Dev asteroit, insan yaşamı için ciddi tehlike anlamını taşıyor. İşte bilim insanlarının araştırmalarına göre potansiyel tehlikenin detayları…
Uzay, yıllardır insanoğlu için hem gizem hem de bir nevi korku anlamını taşımakta. Gizemli olması, keşfetme isteğini artıran bir faktör. Biliyorsunuz, yıllardır yaşanabilir farklı gezegenler aranıyor, farklı bir yaşam türünün olup olamayacağı araştırılıyor ve en önemlisi de uzaylı ırkların gerçekliği tartışılıyor…
Tabii tüm bu detaylar, karşımıza çeşitli eğlence yapımlarıyla da çıkıyor. Filmlerden tutun da video oyunlarına kadar pek çok çalışma mevcut. Uzay ile ilgili felaket senaryoları düşünüldüğünde, akıllara genellikle Bruce Willis’in Armageddon filmi gelir. Bu filmde, devasa bir gök taşının gezegenimize yaklaştığı ve çarpması sonucunda tüm insanlığın büyük ihtimalle yok olacağından söz ediliyor.
Neyse ki şu an böyle bir felaket ihtimali yok, ama önümüzdeki yıllarda işler değişebilir. Nasa, yakın zamanda birkaç açıklama paylaştı ve bunlar gerçekten dikkat çekici açıklamalar.
Daily Record’ta yer verilen bilgilerde, Dünya’ya yaklaşmakta olan toplamda 18 asteroitten söz ediliyor. Bunlardan 17 tanesi, nispeten ufak sayılabilecek ve tehlikeli görülmeyen asteroitler. Ama bir tanesi var ki (2021 NY1), boyutlarının Amerika’daki Özgürlü Anıtı’ndan (Toplamda 93 metre yüksekliğinde) daha büyük olduğu ve Dünya’ya yakın bir mesafeden geçeceği belirtiliyor. Yani dev asteroit , muhtemelen çarpmadan, yakınlardan geçip gidecek.
Ama… Bir süredir bizi tehdit eden bir gök taşı da var. İsmi ise, Bennu.
Bennu ismi verilen devasa asteroit, 1999 yılından beri Nasa’nın takip ettiği bir cisim ve o zamandan beri insan hayatı için “potansiyel bir tehlike” olarak kabul ediliyor. Yetkililer, asteroitin günümüz ile 2300 yılı arasındaki bir günde Dünya’ya çarpma ihtimalinin olduğunu ifade ediyor. Yine de, şu an çok da korkulacak bir durum yok.

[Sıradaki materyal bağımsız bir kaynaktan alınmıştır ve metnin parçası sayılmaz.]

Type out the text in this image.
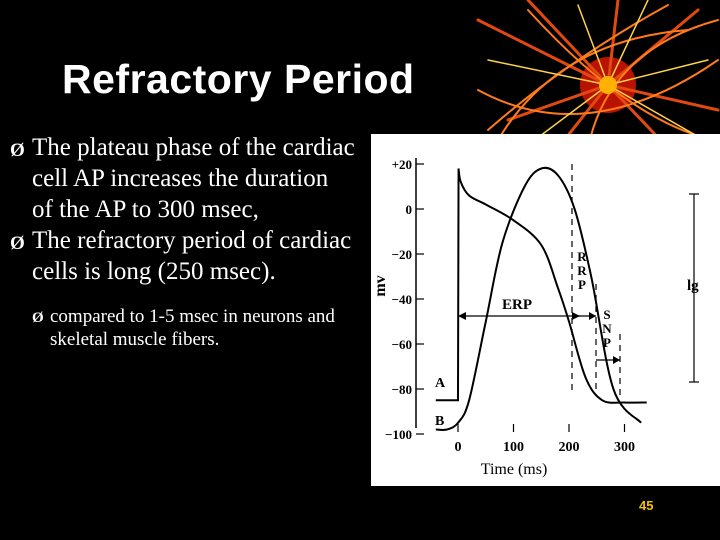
Refractory Period
Ø The plateau phase of the cardiac cell AP increases the duration of the AP to 300 msec,
Ø The refractory period of cardiac cells is long (250 msec).
Ø compared to 1-5 msec in neurons and skeletal muscle fibers.
+20
0
−20
−40
−60
−80
−100
0	100 200 300
mv
Time (ms)
ERP
R
R
P
S
N
P
A
B
lg
45
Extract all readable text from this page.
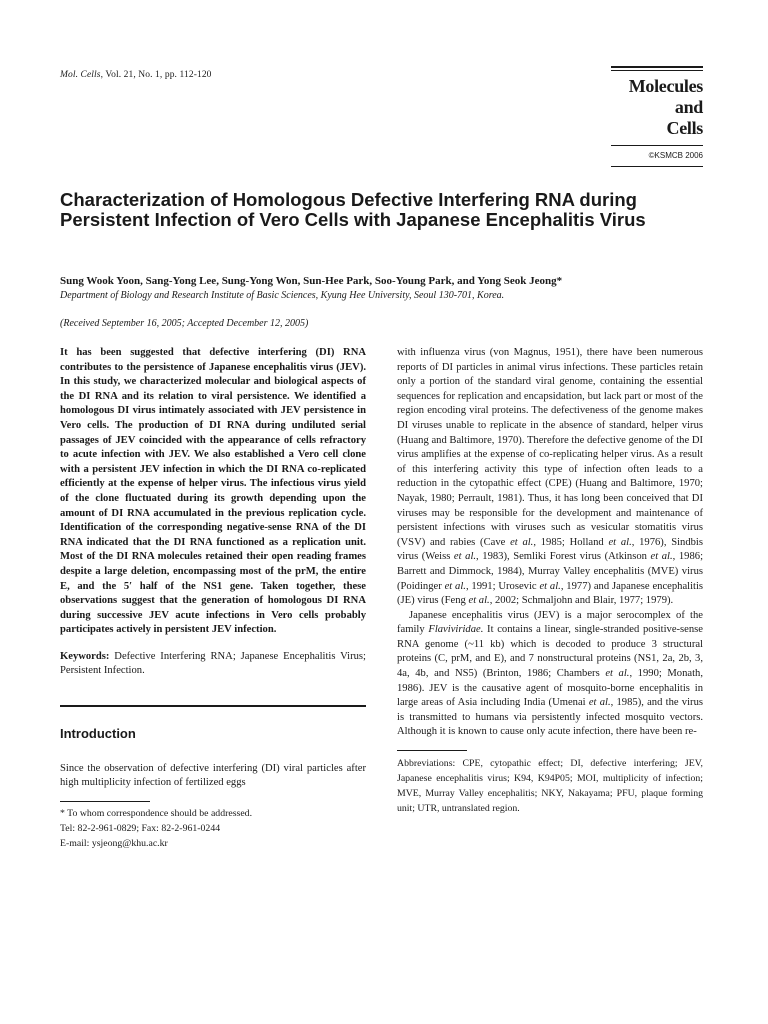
Mol. Cells, Vol. 21, No. 1, pp. 112-120
Molecules
and
Cells
©KSMCB 2006
Characterization of Homologous Defective Interfering RNA during Persistent Infection of Vero Cells with Japanese Encephalitis Virus
Sung Wook Yoon, Sang-Yong Lee, Sung-Yong Won, Sun-Hee Park, Soo-Young Park, and Yong Seok Jeong*
Department of Biology and Research Institute of Basic Sciences, Kyung Hee University, Seoul 130-701, Korea.
(Received September 16, 2005; Accepted December 12, 2005)

It has been suggested that defective interfering (DI) RNA contributes to the persistence of Japanese encephalitis virus (JEV). In this study, we characterized molecular and biological aspects of the DI RNA and its relation to viral persistence. We identified a homologous DI virus intimately associated with JEV persistence in Vero cells. The production of DI RNA during undiluted serial passages of JEV coincided with the appearance of cells refractory to acute infection with JEV. We also established a Vero cell clone with a persistent JEV infection in which the DI RNA co-replicated efficiently at the expense of helper virus. The infectious virus yield of the clone fluctuated during its growth depending upon the amount of DI RNA accumulated in the previous replication cycle. Identification of the corresponding negative-sense RNA of the DI RNA indicated that the DI RNA functioned as a replication unit. Most of the DI RNA molecules retained their open reading frames despite a large deletion, encompassing most of the prM, the entire E, and the 5′ half of the NS1 gene. Taken together, these observations suggest that the generation of homologous DI RNA during successive JEV acute infections in Vero cells probably participates actively in persistent JEV infection.

Keywords: Defective Interfering RNA; Japanese Encephalitis Virus; Persistent Infection.

Introduction

Since the observation of defective interfering (DI) viral particles after high multiplicity infection of fertilized eggs

* To whom correspondence should be addressed.

Tel: 82-2-961-0829; Fax: 82-2-961-0244

E-mail: ysjeong@khu.ac.kr

with influenza virus (von Magnus, 1951), there have been numerous reports of DI particles in animal virus infections. These particles retain only a portion of the standard viral genome, containing the essential sequences for replication and encapsidation, but lack part or most of the region encoding viral proteins. The defectiveness of the genome makes DI viruses unable to replicate in the absence of standard, helper virus (Huang and Baltimore, 1970). Therefore the defective genome of the DI virus amplifies at the expense of co-replicating helper virus. As a result of this interfering activity this type of infection often leads to a reduction in the cytopathic effect (CPE) (Huang and Baltimore, 1970; Nayak, 1980; Perrault, 1981). Thus, it has long been conceived that DI viruses may be responsible for the development and maintenance of persistent infections with viruses such as vesicular stomatitis virus (VSV) and rabies (Cave et al., 1985; Holland et al., 1976), Sindbis virus (Weiss et al., 1983), Semliki Forest virus (Atkinson et al., 1986; Barrett and Dimmock, 1984), Murray Valley encephalitis (MVE) virus (Poidinger et al., 1991; Urosevic et al., 1977) and Japanese encephalitis (JE) virus (Feng et al., 2002; Schmaljohn and Blair, 1977; 1979).

Japanese encephalitis virus (JEV) is a major serocomplex of the family Flaviviridae. It contains a linear, single-stranded positive-sense RNA genome (~11 kb) which is decoded to produce 3 structural proteins (C, prM, and E), and 7 nonstructural proteins (NS1, 2a, 2b, 3, 4a, 4b, and NS5) (Brinton, 1986; Chambers et al., 1990; Monath, 1986). JEV is the causative agent of mosquito-borne encephalitis in large areas of Asia including India (Umenai et al., 1985), and the virus is transmitted to humans via persistently infected mosquito vectors. Although it is known to cause only acute infection, there have been re-

Abbreviations: CPE, cytopathic effect; DI, defective interfering; JEV, Japanese encephalitis virus; K94, K94P05; MOI, multiplicity of infection; MVE, Murray Valley encephalitis; NKY, Nakayama; PFU, plaque forming unit; UTR, untranslated region.
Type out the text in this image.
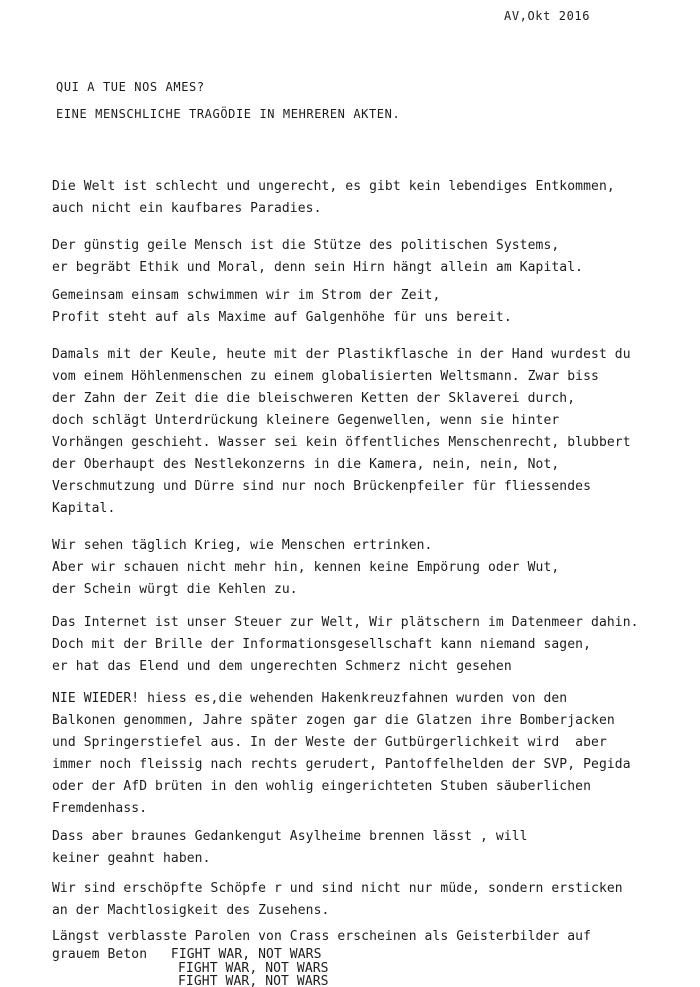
AV,Okt 2016
QUI A TUE NOS AMES?
EINE MENSCHLICHE TRAGÖDIE IN MEHREREN AKTEN.
Die Welt ist schlecht und ungerecht, es gibt kein lebendiges Entkommen,
auch nicht ein kaufbares Paradies.
Der günstig geile Mensch ist die Stütze des politischen Systems,
er begräbt Ethik und Moral, denn sein Hirn hängt allein am Kapital.
Gemeinsam einsam schwimmen wir im Strom der Zeit,
Profit steht auf als Maxime auf Galgenhöhe für uns bereit.
Damals mit der Keule, heute mit der Plastikflasche in der Hand wurdest du
vom einem Höhlenmenschen zu einem globalisierten Weltsmann. Zwar biss
der Zahn der Zeit die die bleischweren Ketten der Sklaverei durch,
doch schlägt Unterdrückung kleinere Gegenwellen, wenn sie hinter
Vorhängen geschieht. Wasser sei kein öffentliches Menschenrecht, blubbert
der Oberhaupt des Nestlekonzerns in die Kamera, nein, nein, Not,
Verschmutzung und Dürre sind nur noch Brückenpfeiler für fliessendes
Kapital.
Wir sehen täglich Krieg, wie Menschen ertrinken.
Aber wir schauen nicht mehr hin, kennen keine Empörung oder Wut,
der Schein würgt die Kehlen zu.
Das Internet ist unser Steuer zur Welt, Wir plätschern im Datenmeer dahin.
Doch mit der Brille der Informationsgesellschaft kann niemand sagen,
er hat das Elend und dem ungerechten Schmerz nicht gesehen
NIE WIEDER! hiess es,die wehenden Hakenkreuzfahnen wurden von den
Balkonen genommen, Jahre später zogen gar die Glatzen ihre Bomberjacken
und Springerstiefel aus. In der Weste der Gutbürgerlichkeit wird  aber
immer noch fleissig nach rechts gerudert, Pantoffelhelden der SVP, Pegida
oder der AfD brüten in den wohlig eingerichteten Stuben säuberlichen
Fremdenhass.
Dass aber braunes Gedankengut Asylheime brennen lässt , will
keiner geahnt haben.
Wir sind erschöpfte Schöpfe r und sind nicht nur müde, sondern ersticken
an der Machtlosigkeit des Zusehens.
Längst verblasste Parolen von Crass erscheinen als Geisterbilder auf
grauem Beton   FIGHT WAR, NOT WARS
FIGHT WAR, NOT WARS
FIGHT WAR, NOT WARS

Güneş Sistemi’nin en büyük gök taşlarından bir tanesi olarak kabul edilen Bennu’nun, bilim insanlarının araştırmalarına göre, Dünya’ya çarpma ihtimali 2700’de 1. Bir de, 24 Eylül 2182’de bu gök taşı ile ilgili insanlığı tehdit edebilecek gelişmelerin yaşanabileceği düşünülüyor.